Cáceres’ killing provoked international outrage, and led the US Congress to pass the Berta Cáceres Act, which aims to block $18 million that Honduras could receive in security assistance until the case is resolved. The European Investment Bank also withdrew its funding of about $39 million for an electrical project in western Honduras.
However, while authorities have captured the alleged perpetrators of the murder — which includes active and retired military personnel — the intellectual authors of her murder remain at large. Evidence indicates that they could belong to one of the most powerful families in the country, but there is little to suggest that a prosecution of any suspected intellectual authors will happen soon.
In November of this year, the country was also rocked by the capture of drug lord Wilter Blanco in Costa Rica. Blanco is the alleged leader of the Atlantic Cartel, a little-known group that works with military, police and corrupt officials. He has had an indictment against him in the United States since 1999. The capture of Blanco, who faces extradition to the United States, promises to open a Pandora’s Box that may reach Hernández and his family.

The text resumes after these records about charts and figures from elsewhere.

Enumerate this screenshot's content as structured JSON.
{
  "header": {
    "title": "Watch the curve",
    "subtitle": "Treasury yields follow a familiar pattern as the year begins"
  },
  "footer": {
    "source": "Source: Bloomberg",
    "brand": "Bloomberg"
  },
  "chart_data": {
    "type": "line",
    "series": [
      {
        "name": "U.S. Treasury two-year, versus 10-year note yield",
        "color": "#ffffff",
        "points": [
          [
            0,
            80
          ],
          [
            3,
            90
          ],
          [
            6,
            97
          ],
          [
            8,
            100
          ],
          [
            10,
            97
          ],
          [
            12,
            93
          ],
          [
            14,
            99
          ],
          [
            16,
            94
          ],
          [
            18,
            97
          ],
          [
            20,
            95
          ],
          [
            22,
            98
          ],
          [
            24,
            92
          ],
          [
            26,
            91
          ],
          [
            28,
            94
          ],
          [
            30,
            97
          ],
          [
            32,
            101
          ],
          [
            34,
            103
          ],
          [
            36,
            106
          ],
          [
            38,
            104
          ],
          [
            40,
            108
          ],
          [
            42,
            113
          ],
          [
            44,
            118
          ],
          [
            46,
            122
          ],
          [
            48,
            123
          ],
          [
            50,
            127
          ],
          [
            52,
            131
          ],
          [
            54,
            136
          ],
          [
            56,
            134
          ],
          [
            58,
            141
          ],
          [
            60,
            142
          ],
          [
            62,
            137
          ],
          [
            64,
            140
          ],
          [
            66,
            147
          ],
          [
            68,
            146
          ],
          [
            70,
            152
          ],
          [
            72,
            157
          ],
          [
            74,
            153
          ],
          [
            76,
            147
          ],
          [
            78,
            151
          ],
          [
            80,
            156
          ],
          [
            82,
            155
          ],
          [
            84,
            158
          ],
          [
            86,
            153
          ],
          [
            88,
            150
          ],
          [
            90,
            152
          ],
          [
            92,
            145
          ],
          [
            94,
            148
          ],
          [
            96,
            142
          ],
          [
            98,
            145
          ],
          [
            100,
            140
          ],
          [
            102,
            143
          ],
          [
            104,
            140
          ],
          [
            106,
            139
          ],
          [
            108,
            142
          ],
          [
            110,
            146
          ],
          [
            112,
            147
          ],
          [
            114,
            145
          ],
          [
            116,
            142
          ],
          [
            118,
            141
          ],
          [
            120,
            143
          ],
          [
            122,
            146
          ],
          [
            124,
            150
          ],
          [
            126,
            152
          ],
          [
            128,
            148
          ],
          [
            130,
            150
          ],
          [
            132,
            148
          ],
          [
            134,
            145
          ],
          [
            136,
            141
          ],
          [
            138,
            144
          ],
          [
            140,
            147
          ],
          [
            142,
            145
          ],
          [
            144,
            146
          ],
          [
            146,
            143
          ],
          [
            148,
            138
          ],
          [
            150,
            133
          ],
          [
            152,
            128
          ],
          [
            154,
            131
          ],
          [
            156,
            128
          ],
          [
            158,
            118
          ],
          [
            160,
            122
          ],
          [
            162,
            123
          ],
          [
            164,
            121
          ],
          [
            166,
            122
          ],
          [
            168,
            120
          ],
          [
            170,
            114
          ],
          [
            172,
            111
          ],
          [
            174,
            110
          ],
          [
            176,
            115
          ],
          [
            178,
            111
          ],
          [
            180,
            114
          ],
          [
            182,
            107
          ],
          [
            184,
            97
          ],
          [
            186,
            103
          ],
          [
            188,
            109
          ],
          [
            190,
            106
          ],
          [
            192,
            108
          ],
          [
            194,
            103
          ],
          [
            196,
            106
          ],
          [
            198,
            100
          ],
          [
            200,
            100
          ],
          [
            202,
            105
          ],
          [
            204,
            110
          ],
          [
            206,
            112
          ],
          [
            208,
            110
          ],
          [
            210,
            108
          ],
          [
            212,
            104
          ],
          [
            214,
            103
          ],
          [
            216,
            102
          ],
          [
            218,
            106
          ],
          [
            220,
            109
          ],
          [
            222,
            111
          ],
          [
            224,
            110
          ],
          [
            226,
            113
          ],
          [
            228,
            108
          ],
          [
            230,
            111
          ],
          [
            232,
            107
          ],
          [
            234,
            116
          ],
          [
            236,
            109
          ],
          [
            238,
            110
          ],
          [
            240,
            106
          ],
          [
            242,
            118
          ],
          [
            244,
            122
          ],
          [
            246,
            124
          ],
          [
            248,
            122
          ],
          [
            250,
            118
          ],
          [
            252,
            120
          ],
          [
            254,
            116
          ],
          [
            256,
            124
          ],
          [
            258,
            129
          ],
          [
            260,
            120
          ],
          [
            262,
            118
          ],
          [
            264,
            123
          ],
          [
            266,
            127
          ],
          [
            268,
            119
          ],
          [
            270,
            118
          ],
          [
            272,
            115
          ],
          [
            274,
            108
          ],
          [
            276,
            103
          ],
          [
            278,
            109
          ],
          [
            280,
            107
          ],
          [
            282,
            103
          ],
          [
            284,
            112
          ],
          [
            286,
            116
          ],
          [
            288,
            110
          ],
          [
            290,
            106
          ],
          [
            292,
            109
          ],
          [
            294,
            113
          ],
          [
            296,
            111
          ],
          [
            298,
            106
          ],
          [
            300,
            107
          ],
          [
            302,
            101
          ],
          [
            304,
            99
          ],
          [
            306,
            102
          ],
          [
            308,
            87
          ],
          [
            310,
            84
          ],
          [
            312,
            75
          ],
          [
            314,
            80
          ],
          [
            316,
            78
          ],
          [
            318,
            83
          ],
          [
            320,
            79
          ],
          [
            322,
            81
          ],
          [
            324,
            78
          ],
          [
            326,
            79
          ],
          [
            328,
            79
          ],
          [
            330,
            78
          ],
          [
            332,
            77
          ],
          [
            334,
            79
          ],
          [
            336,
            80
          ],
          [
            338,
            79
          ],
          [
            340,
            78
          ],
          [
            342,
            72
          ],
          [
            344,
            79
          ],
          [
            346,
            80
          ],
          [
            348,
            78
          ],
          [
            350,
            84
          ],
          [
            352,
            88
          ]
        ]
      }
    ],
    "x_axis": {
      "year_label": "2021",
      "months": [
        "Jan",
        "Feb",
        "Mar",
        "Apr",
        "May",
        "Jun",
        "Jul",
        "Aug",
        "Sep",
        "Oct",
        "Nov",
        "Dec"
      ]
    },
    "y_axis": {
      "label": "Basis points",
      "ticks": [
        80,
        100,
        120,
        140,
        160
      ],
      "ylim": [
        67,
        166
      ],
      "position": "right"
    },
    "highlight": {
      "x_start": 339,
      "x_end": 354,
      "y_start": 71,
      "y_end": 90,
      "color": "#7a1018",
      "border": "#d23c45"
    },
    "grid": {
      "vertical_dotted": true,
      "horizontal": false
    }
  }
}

Other ambitious reform efforts remain on stand-by. The MACCIH has tried to modify the law to make corruption an extraditable crime. The attorney general agrees with the proposal, but, not surprisingly, congress does not.
The arrival of the MACCIH and increased coordination between the attorney general and the US government is a big step towards changing Honduras’ balance of power. The role of the US embassy had been crucial throughout this process. MACCIH has also exerted pressure on the presidential palace regarding some high-level cases. It remains to be seen, however, whether other state institutions will join the fight against corruption and impunity in Honduras.
Despite the setbacks, these anti-corruption efforts in the Northern Triangle were GameChangers in 2016. The US government agrees. A group of US congressmen recently qualified the progress in the region as “excellent.”
In the coming year, the region promises to remain one of the most violent in the world but hope springs eternal as it relates to impunity. The protests that flooded plazas and streets in Guatemala and Honduras in 2015 have faded, but the outrage they expressed has brought changes to the way local prosecutors pursue complex crimes and their ability to connect organized crime with local political elites.
There was less public protest in El Salvador, where a politically polarized populace steered clear of marches. But cries for an independent press and a justice system that dares to pursue corruption at the highest levels by going after the country’s last three former presidents has breathed life into that nation as well.
It’s still too early to know what will happen in Central America. The public attacks by politicians and businessmen on the CICIG in Guatemala and the Salvadoran attorney general, as well as attempts by Honduran elites to preserve the status quo and minimize MACCIH, show that the elites will not give up their power easily.
But jailing high level officials, exposing corrupt networks, and targeting big businessmen give hope that the cold winter of impunity and rampant corruption is turning the region towards a warm breeze of spring.